My ebook reader knows exactly where I left off any book that I was reading. No worries about damaging spines or setting the house on fire or anything silly like that.
First, it's obviously LED, which is not a fire risk. And also not a UV light, which means it's not going to fade the print in less than a 200 years. It's why you have to go out of your way to find special lights if you want an indoor tan.
The general science, physics and mechanics province, and neighboring regions, are not your forte, Mr. Constant. Although you're right that your typical collector types who fetishize consumer products would never treat a book like that, though I doubt those guys even take the Mylar off long enough to read them anyway.
I don't know . . . if I got that I wouldn't be using it as a bookmark. I would buy the thing, then buy the perfect book for it (if the book in the image didn't come with it) and then I would use it as an adorable, clever lamp. That's it.
Won't overheat if you are using CF style lightbulbs (you know, those curly ones). You're not still using the old fashioned light bulbs that waste most of the power they consume as heat, are you?

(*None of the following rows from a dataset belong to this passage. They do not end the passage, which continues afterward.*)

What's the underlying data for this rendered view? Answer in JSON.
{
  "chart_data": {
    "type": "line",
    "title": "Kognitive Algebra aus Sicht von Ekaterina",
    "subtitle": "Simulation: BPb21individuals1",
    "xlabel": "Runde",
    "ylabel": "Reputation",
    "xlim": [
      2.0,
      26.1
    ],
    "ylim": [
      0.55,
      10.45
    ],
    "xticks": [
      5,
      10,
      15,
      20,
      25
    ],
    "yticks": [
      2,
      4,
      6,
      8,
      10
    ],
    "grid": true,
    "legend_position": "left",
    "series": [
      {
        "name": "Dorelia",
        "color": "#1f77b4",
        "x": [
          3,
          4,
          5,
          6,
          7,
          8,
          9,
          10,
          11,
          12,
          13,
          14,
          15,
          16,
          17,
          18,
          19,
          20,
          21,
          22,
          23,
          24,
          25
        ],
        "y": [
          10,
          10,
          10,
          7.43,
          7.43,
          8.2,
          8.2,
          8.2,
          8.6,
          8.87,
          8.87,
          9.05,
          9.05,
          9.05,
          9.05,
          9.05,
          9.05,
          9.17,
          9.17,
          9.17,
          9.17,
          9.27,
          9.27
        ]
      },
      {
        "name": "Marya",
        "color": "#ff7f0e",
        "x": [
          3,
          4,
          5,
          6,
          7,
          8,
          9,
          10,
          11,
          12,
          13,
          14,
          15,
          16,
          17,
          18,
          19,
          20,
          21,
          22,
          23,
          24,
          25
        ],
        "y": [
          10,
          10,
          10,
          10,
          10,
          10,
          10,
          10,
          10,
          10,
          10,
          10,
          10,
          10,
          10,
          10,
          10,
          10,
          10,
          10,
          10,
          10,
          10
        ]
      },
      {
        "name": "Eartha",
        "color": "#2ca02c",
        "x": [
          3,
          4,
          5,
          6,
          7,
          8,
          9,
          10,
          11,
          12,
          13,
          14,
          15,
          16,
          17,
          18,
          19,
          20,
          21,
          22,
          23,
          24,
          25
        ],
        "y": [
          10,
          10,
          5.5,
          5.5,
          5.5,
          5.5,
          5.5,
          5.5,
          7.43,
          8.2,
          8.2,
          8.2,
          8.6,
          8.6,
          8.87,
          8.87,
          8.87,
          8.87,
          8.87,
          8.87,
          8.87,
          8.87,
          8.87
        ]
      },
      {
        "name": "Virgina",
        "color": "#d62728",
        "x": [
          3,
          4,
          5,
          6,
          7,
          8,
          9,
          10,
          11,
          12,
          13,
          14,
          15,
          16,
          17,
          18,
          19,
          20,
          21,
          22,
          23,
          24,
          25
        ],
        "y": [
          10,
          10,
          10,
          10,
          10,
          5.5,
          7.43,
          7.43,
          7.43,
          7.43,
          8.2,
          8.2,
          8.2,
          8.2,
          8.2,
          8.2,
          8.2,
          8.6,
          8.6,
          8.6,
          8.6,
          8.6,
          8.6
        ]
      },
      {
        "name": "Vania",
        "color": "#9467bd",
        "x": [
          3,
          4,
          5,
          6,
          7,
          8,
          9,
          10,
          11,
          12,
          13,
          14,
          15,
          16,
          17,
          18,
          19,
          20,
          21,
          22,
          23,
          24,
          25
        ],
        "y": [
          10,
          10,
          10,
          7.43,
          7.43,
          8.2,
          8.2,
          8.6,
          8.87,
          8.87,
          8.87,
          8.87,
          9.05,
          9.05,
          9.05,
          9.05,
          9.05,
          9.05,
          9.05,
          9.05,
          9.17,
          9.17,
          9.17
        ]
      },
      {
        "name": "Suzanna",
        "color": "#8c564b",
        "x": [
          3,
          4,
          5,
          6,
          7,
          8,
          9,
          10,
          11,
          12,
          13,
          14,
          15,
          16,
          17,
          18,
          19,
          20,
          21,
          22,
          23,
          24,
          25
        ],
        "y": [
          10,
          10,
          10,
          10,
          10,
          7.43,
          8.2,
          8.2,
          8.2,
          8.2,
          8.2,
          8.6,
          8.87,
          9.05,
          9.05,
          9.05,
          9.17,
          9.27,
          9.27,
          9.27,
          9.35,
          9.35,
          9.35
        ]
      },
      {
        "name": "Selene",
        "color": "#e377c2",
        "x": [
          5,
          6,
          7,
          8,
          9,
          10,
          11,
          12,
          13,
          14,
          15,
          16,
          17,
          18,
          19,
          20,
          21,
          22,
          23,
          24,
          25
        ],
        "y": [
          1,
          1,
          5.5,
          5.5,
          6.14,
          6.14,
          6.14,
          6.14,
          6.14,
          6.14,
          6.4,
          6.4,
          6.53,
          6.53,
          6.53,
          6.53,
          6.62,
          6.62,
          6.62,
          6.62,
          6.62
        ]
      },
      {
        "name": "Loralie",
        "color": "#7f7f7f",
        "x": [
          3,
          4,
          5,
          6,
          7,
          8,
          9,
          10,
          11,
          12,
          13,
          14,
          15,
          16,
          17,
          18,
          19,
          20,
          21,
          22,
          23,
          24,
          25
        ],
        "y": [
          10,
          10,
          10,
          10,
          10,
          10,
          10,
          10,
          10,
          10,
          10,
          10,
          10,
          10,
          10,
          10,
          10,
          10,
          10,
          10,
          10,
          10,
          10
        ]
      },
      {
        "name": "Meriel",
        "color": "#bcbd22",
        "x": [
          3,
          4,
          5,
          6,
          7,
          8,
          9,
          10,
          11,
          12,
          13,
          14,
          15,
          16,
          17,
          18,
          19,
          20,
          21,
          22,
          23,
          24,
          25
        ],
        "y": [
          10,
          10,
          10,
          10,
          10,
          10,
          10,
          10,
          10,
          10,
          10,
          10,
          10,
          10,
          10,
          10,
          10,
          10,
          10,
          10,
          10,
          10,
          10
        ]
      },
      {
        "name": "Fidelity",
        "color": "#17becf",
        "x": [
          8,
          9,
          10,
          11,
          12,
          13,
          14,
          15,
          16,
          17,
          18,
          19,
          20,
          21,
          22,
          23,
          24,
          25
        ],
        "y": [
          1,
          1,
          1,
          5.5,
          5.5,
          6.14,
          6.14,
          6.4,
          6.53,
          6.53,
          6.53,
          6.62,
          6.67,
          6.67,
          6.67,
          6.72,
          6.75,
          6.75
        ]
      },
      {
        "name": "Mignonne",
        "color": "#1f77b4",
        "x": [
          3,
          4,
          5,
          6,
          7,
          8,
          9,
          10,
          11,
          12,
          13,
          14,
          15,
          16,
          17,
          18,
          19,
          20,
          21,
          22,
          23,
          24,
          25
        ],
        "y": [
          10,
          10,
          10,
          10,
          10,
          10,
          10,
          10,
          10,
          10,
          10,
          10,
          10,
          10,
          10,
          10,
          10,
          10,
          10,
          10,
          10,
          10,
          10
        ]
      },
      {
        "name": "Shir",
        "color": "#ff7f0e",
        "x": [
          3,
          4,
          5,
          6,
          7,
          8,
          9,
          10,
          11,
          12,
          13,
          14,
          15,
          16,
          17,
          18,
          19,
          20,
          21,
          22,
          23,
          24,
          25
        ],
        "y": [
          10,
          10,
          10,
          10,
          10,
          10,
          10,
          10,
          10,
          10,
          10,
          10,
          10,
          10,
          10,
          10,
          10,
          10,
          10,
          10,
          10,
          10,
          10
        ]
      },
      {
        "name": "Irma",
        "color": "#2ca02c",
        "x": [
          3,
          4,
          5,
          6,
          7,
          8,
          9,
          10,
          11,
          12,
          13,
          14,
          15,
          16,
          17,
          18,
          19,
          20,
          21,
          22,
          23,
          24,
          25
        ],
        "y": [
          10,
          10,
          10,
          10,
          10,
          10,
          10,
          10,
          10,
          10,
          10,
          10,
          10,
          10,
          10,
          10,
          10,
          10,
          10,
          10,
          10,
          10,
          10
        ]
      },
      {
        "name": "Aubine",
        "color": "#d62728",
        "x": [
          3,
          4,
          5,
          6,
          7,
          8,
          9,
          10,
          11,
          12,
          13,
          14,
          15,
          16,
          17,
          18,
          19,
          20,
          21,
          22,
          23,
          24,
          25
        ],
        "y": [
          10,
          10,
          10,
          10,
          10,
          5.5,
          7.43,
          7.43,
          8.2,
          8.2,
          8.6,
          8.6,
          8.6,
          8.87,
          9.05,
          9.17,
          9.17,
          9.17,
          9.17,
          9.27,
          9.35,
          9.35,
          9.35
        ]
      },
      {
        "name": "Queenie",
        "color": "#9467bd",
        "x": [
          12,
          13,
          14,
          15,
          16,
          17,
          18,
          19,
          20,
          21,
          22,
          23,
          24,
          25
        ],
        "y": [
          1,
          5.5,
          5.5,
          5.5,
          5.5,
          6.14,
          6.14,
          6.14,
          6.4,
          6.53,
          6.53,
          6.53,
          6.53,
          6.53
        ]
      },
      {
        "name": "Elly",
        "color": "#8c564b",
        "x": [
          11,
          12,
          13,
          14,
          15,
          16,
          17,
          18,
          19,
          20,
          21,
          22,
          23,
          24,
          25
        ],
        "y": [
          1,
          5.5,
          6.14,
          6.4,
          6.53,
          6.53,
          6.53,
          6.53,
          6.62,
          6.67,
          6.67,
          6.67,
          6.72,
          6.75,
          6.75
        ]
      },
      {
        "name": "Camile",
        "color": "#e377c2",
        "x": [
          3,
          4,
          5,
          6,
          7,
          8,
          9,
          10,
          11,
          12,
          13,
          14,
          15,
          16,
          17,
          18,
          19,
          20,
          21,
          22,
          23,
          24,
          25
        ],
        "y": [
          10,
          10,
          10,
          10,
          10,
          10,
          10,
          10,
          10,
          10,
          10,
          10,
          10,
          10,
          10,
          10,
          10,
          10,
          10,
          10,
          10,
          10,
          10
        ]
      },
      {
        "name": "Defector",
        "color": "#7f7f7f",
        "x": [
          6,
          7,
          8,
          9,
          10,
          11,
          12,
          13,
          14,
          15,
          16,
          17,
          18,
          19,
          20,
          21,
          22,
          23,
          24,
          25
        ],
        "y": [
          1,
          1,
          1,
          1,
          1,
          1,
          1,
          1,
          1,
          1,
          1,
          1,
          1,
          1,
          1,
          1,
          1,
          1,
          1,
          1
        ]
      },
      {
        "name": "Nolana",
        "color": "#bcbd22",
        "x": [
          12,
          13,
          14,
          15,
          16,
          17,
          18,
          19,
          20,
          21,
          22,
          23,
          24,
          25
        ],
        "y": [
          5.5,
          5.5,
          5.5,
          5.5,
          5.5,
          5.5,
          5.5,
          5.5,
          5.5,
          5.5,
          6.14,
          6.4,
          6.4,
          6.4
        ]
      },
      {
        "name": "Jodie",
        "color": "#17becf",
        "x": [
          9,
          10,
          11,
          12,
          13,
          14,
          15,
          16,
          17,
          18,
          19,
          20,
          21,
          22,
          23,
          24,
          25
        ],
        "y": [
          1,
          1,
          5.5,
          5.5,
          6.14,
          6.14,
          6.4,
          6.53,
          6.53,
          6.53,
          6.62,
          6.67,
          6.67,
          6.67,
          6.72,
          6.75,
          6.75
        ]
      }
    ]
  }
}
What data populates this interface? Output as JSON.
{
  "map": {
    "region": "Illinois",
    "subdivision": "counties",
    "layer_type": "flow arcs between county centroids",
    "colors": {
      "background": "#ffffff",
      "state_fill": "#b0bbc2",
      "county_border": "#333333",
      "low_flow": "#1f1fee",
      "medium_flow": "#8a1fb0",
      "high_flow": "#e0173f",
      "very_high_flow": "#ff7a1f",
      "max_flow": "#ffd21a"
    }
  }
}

That's so 19th century.
Is that one of those things those guys wearing bedshirts and nightcaps carry around with them in old HDTV movies?
Also, cause the print to fade? Now you're just looking for a reason to be pissy. Do you routinely use high-UV bulbs in your nightlight?
Here is evidence you're wrong about giant books.
The general science, physics and mechanics province, and neighboring regions, are not your forte, Mr. Constant. Although you're right that your typical collector types who fetishize consumer products would never treat a book like that, though I doubt those guys even take the Mylar off long enough to read them anyway.
I think if that's all it is meant to be it works.
Either that or "Now you're just looking for a reason to be pissy."